ZAMAN sekarang ini semuanya telah serba canggih. Salah satunya dalam hal jual beli. Kini, jual beli tidak perlu bertatap muka, melainkan dalam jarak jauh pun bisa. Ya, melalui internet semua itu dapat dilakukan.
Selain memudahkan jual beli, tentu jual beli lewat internet ini memiliki banyak kelemahan. Dalam Islam jual beli perlu melakukan muamalah. Nah, dapatkah kita melakukan hal itu sedangkan jarak menjadi penghalang. Dan bagaimanakah posisi hukum ijab dan qabulnya?
Menurut sosiolog Islam, Ibnu Khaldun dalam Muqaddimahnya (l/54) bahwa manusia berkarakter dasar sebagai makhluk sosial dan berperadaban yang membutuhkan pergaulan sosial.
BACA JUGA: Rukun dan Syarat Jual Beli dalam Islam
Ha ini memunculkan konsekuensi adanya transaksi muamalah serta pertukaran barang dan jasa. Muamalah ini memerlukan prinsip-prinsip hukum samawi yang mengatur semuanya itu agar sesuai dengan sunnatullah, keharmonisan dan keadilan sosial.
Prinsip-prinsip tersebut adalah sebagai berikut (Imam Asy-Syathibi dalam al-Muwafaqat, II/7, 259, Imam al Ghazali, dalam Ihya’ Ulumuddin, II/59, Ibnu ‘Asyur dalam Muqashid Asy-Syariah, hal. 176 dan Dr. Yusuf al-Qardhawi dalam al-Halal wal Haram fil Islam, hal-137).
1 Asas kerelaan dari semua pihak yang terkait (‘An Taradhin). (QS. an-Nisa’: 29).
Hadits nabi SAW, “Sesungguhnya transaksi jual beli itu harus atas dasar kerelaan,” (HR. Ibnu Hibban, Ibnu Majah dan al-Baihaqi).
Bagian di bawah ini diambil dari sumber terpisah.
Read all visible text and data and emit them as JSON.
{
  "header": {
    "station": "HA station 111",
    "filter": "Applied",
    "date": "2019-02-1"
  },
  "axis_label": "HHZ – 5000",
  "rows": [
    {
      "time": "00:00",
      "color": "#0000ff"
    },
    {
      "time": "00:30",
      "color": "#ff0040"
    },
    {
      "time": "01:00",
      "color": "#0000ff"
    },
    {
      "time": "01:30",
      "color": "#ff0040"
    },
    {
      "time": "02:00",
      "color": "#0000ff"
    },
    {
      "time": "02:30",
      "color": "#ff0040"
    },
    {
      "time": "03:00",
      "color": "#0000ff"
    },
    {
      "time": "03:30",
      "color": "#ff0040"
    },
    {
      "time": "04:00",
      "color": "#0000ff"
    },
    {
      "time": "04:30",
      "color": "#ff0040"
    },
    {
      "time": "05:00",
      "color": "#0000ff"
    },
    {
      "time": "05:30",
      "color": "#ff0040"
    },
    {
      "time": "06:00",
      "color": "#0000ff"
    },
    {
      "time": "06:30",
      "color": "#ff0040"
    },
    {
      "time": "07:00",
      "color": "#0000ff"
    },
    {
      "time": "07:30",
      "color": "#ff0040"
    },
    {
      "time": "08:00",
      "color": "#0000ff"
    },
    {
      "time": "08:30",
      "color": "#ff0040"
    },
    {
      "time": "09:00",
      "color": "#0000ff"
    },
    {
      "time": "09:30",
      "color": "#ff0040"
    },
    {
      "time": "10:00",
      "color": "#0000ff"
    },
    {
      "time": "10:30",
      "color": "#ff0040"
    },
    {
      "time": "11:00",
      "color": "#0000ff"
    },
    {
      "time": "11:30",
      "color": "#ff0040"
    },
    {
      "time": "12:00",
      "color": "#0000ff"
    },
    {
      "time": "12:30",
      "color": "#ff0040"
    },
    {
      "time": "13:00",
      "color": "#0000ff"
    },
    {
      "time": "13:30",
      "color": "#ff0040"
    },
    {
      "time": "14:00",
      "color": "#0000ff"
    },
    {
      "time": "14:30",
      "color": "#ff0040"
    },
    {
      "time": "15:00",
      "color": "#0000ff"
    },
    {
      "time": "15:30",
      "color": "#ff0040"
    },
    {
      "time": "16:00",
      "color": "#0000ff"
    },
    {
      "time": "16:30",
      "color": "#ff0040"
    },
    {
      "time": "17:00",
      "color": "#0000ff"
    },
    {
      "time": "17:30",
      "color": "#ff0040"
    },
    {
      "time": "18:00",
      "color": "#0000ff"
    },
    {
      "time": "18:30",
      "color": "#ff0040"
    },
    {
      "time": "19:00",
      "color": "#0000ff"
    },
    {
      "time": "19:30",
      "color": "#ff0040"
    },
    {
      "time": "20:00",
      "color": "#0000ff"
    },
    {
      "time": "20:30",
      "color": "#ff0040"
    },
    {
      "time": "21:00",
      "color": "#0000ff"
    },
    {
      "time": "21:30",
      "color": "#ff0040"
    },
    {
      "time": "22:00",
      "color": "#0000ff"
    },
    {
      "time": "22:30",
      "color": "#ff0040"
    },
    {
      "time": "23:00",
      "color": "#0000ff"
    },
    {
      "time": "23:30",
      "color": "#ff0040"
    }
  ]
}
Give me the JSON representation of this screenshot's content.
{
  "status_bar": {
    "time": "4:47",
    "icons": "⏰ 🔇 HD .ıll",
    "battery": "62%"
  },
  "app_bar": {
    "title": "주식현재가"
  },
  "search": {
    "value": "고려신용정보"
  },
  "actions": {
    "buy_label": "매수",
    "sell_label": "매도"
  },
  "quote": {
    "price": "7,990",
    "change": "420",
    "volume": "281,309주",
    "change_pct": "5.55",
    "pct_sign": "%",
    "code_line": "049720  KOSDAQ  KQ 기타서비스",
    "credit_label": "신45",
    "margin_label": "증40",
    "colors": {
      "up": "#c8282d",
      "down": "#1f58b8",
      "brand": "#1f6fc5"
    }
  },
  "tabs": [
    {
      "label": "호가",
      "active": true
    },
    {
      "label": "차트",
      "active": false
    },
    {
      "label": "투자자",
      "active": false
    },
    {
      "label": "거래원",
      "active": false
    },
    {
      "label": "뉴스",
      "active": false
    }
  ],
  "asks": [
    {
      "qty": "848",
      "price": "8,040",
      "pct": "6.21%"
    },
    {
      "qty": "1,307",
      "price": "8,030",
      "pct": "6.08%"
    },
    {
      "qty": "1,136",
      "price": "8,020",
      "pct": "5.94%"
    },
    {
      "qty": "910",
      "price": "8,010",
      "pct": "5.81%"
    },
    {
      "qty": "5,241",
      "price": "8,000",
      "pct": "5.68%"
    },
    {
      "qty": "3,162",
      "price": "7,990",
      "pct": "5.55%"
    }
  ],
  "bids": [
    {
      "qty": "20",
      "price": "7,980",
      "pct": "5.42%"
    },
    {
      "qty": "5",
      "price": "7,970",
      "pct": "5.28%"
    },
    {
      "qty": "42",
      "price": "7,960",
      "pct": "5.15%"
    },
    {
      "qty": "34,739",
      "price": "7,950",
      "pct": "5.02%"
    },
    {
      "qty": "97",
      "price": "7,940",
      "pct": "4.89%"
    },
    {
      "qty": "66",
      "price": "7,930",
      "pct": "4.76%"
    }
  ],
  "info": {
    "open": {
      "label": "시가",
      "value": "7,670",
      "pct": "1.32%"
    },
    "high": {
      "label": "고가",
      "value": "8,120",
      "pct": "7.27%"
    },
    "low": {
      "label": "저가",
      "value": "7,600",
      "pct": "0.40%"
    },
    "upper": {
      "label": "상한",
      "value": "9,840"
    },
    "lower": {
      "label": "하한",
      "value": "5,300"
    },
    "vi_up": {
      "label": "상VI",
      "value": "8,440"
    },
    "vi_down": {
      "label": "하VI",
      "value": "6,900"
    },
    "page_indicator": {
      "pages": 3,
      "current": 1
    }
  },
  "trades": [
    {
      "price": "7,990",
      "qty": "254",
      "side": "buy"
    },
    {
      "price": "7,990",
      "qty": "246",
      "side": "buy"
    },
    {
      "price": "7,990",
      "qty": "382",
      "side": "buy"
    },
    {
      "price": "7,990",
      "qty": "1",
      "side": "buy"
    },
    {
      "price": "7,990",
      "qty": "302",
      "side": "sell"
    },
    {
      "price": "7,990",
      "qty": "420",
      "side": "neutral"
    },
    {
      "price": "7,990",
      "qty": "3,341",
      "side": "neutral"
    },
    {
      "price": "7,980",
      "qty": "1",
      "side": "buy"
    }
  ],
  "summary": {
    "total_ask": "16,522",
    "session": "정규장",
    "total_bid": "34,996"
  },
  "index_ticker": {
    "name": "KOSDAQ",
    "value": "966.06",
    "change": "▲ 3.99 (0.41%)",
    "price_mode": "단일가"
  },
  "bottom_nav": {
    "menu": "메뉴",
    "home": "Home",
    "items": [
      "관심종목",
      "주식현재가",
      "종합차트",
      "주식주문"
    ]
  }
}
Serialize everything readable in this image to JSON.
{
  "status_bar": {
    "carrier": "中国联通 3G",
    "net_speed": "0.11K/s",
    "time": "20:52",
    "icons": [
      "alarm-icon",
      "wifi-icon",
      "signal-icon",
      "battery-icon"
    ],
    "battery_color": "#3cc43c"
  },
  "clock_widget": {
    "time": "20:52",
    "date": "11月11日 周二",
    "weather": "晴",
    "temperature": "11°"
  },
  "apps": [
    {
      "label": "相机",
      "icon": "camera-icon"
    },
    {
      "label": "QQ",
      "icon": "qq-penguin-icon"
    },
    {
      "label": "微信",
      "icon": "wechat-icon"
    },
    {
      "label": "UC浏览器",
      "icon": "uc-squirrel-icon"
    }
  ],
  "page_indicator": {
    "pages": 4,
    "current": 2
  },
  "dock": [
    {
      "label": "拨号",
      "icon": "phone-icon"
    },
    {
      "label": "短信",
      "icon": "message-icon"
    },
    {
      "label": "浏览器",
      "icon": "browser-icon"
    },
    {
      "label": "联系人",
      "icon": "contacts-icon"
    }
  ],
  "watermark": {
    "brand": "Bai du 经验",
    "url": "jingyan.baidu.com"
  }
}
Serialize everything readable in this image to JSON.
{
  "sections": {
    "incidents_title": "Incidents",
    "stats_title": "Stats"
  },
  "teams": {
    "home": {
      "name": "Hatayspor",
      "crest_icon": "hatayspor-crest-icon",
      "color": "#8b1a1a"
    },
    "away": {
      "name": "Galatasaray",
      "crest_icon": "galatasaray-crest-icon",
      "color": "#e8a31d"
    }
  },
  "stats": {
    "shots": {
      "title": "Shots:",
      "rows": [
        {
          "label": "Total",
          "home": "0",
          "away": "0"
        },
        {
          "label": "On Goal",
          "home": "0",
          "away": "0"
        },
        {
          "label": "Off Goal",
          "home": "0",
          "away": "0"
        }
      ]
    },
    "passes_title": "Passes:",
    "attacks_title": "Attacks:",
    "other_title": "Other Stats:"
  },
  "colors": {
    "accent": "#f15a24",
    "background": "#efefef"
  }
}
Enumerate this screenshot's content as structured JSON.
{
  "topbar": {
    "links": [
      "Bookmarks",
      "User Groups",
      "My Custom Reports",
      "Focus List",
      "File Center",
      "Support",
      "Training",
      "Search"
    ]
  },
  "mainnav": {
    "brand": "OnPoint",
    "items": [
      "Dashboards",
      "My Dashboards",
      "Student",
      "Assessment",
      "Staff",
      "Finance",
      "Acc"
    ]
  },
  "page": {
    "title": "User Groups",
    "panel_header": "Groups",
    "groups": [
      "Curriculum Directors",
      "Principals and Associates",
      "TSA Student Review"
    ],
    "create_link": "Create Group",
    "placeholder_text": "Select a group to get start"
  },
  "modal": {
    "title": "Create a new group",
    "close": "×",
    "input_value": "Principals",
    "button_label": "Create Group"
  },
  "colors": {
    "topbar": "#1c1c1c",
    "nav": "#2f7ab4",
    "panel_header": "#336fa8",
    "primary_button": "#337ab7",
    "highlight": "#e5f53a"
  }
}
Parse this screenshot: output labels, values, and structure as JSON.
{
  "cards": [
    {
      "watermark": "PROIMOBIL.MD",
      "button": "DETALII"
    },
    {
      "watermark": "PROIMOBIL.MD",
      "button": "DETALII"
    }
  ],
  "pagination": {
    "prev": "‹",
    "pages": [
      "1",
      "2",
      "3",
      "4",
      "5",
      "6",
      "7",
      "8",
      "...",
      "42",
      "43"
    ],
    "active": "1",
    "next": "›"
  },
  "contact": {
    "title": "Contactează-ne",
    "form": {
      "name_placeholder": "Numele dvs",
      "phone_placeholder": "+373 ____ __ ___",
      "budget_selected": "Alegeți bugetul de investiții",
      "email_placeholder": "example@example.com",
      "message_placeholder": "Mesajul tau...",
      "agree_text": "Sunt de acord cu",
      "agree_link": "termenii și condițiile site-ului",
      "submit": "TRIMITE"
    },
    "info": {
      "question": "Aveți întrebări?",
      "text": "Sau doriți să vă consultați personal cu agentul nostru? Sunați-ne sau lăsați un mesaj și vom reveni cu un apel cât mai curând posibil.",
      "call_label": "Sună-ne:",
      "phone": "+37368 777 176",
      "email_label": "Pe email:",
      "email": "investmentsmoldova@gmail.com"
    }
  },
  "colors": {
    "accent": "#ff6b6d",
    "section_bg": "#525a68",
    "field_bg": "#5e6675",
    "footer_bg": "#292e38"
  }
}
Oleh karena itu, menurut Imam al-Qurthubi, setiap transaksi yang dilakukan karena unsur paksaan dan tekanan tidak sah (Tafsir al-Qurthubi, II/ 32) kecuali jika kepentingan umum atau negara membutuhkan adanya transaksi jual-beli barang atau jasa dengan harga standar terutama karena adanya faktor pelanggaran etika bisnis seperti penimbunan sembako. (Imam Ibnul Qayyim dalam Ath-Thuruq al-Hukmiyah, hal. 279).
2 Larangan praktik penipuan, kecurangan dan pemalsuan
Hal ini termasuk memakan harta orang lain secara batil, maka transaksinya batal demi hukum. (QS. al-Muthaffifin: 1-5, Al-Anfal: 27, An-Nisa’: 29).
Oleh karena itu, Nabi SAW sangat mengecam parktik berbagai kecurangan tersebut dalam segala bentuk dan media bisnisnya dengan sabdanya, “Barang siapa yang melakukan penipuan ia bukan termasuk golongan kami,” (HR. Muslim).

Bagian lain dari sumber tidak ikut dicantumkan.